Un instrument ne mesure que ce pour quoi il est conçu et le terme de "richesse" est rempli d'ambiguïtés.
Tout d'abord, il n'est nullement surprenant que la richesse (au sens le plus trivial du terme) augmente: jamais la quantité de marchandises n'a été aussi grande. Cela s'explique par la nécessité du marché de toujours produire plus de marchandises pour lutter contre un profit qui tend à diminuer de façon structurelle avec le prix unitaire (ce qui permet [de moins en moins] d'étendre la consommation).
Face aux phénomènes de saturation qui s'observent dans les pays du centre et qui conduisent à des stratégies dilatoires en vue d'éviter l'effondrement, la conquête des derniers espaces possibles dans les pays de la périphérie conduit à plusieurs conséquences. D'une part, un certain déplacement des zones de "prospérité" dirigé du centre vers la périphérie (d'où le ressentiment des "bobos" du centre), d'autre part une monétarisation de populations qui vivaient jusque là peu ou prou en dehors du système économique. Ces derniers sont passés du néant statistique au statut de "nouveaux pauvres", ce qui traduit une détérioration de leur condition; pour les autres, qui se constituent progressivement en une classe moyenne, c'est un grand progrès (au moins si on l'analyse selon les critères occidentaux). Évidemment, autant la croissance initiale a été grande dans ces pays (je pense surtout à la Chine) du fait de l'importation de techniques opérationnelles (mais devenues improductives en termes de richesses abstraites dans les pays d'origine), autant la saturation sera rapide et ces pays seront rattrapés par une histoire qu'ils ne comprennent pas, pas plus que ne la comprennent ceux qu'ils imitent.
La richesse matérielle est répandue à profusion sur le monde, sans vaincre la pauvreté, ce qui n'a rien de surprenant puisque ce n'est pas son but qui est seulement, au travers de ces marchandises, l'accumulation de richesse abstraite. Ce dernier point explique également deux choses: premièrement, que la croissance des inégalités de fortune n'est pas un accident qui pourrait éventuellement être pallier, mais fait partie intégrante du processus (créant de ce fait une pauvreté relative croissante, puisque l'écart de richesse mesure le rapport de force existant entre les catégories sociales) ; deuxièmement, que la création de richesses matérielles à des fins d'accumulation abstraite infinie et irrationnelle entraîne la destruction massive des richesses naturelles.
Mon propos ne concernait pas les théories économiques (si l'économie était une science, elle aurait un pouvoir de prédiction, or on ne l'a jamais vu annoncer un crach boursier). J'essaie de garder les pieds sur terre.

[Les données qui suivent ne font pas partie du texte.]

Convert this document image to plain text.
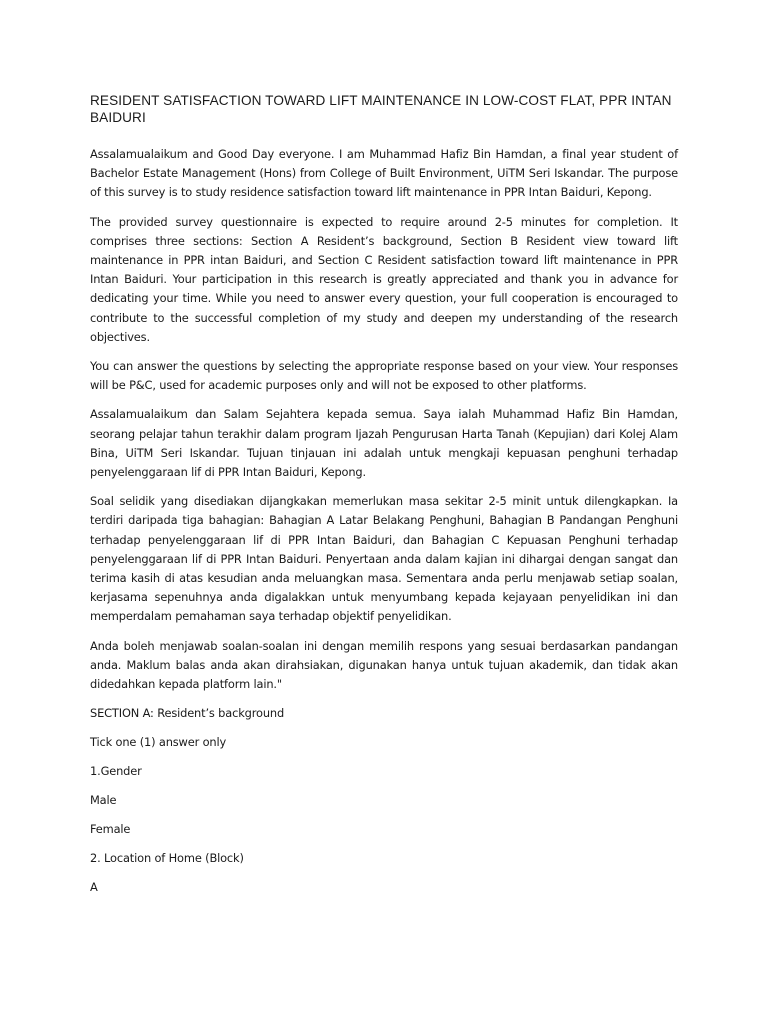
RESIDENT SATISFACTION TOWARD LIFT MAINTENANCE IN LOW-COST FLAT, PPR INTAN BAIDURI

Assalamualaikum and Good Day everyone. I am Muhammad Hafiz Bin Hamdan, a final year student of Bachelor Estate Management (Hons) from College of Built Environment, UiTM Seri Iskandar. The purpose of this survey is to study residence satisfaction toward lift maintenance in PPR Intan Baiduri, Kepong.

The provided survey questionnaire is expected to require around 2-5 minutes for completion. It comprises three sections: Section A Resident’s background, Section B Resident view toward lift maintenance in PPR intan Baiduri, and Section C Resident satisfaction toward lift maintenance in PPR Intan Baiduri. Your participation in this research is greatly appreciated and thank you in advance for dedicating your time. While you need to answer every question, your full cooperation is encouraged to contribute to the successful completion of my study and deepen my understanding of the research objectives.

You can answer the questions by selecting the appropriate response based on your view. Your responses will be P&C, used for academic purposes only and will not be exposed to other platforms.

Assalamualaikum dan Salam Sejahtera kepada semua. Saya ialah Muhammad Hafiz Bin Hamdan, seorang pelajar tahun terakhir dalam program Ijazah Pengurusan Harta Tanah (Kepujian) dari Kolej Alam Bina, UiTM Seri Iskandar. Tujuan tinjauan ini adalah untuk mengkaji kepuasan penghuni terhadap penyelenggaraan lif di PPR Intan Baiduri, Kepong.

Soal selidik yang disediakan dijangkakan memerlukan masa sekitar 2-5 minit untuk dilengkapkan. Ia terdiri daripada tiga bahagian: Bahagian A Latar Belakang Penghuni, Bahagian B Pandangan Penghuni terhadap penyelenggaraan lif di PPR Intan Baiduri, dan Bahagian C Kepuasan Penghuni terhadap penyelenggaraan lif di PPR Intan Baiduri. Penyertaan anda dalam kajian ini dihargai dengan sangat dan terima kasih di atas kesudian anda meluangkan masa. Sementara anda perlu menjawab setiap soalan, kerjasama sepenuhnya anda digalakkan untuk menyumbang kepada kejayaan penyelidikan ini dan memperdalam pemahaman saya terhadap objektif penyelidikan.

Anda boleh menjawab soalan-soalan ini dengan memilih respons yang sesuai berdasarkan pandangan anda. Maklum balas anda akan dirahsiakan, digunakan hanya untuk tujuan akademik, dan tidak akan didedahkan kepada platform lain."

SECTION A: Resident’s background
Tick one (1) answer only
1.Gender
Male
Female
2. Location of Home (Block)
A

"La richesse matérielle est répandue à profusion sur le monde, sans vaincre la pauvreté" : qu'appelles-tu "vaincre la pauvreté" ? Qu'appelles-tu "pauvreté" ?
Sans définition quantifiée, ce genre d'affirmation est une tautologie car chacun va y aller de son ressenti. Mais la pauvreté est évaluée selon certains critères objectifs (j'ai donné assez de liens sur le sujet). Si ceux de l'ONU ne satisfont pas tout le monde, ils ont au moins le mérite d'avoir été définis, et l'évaluation indique une progression dans le bon sens. Ca devient un peu pénible de voir que le moindre aspect positif de quoique ce soit dans le monde, est aussitôt nié. J'en viens à me demander si le déni des points positifs n'a pas la même cause que la mise en exergue des points négatifs, utilisée par tous les contestataires pour vanter leurs recettes miracles ou pour justifier la destruction du système existant.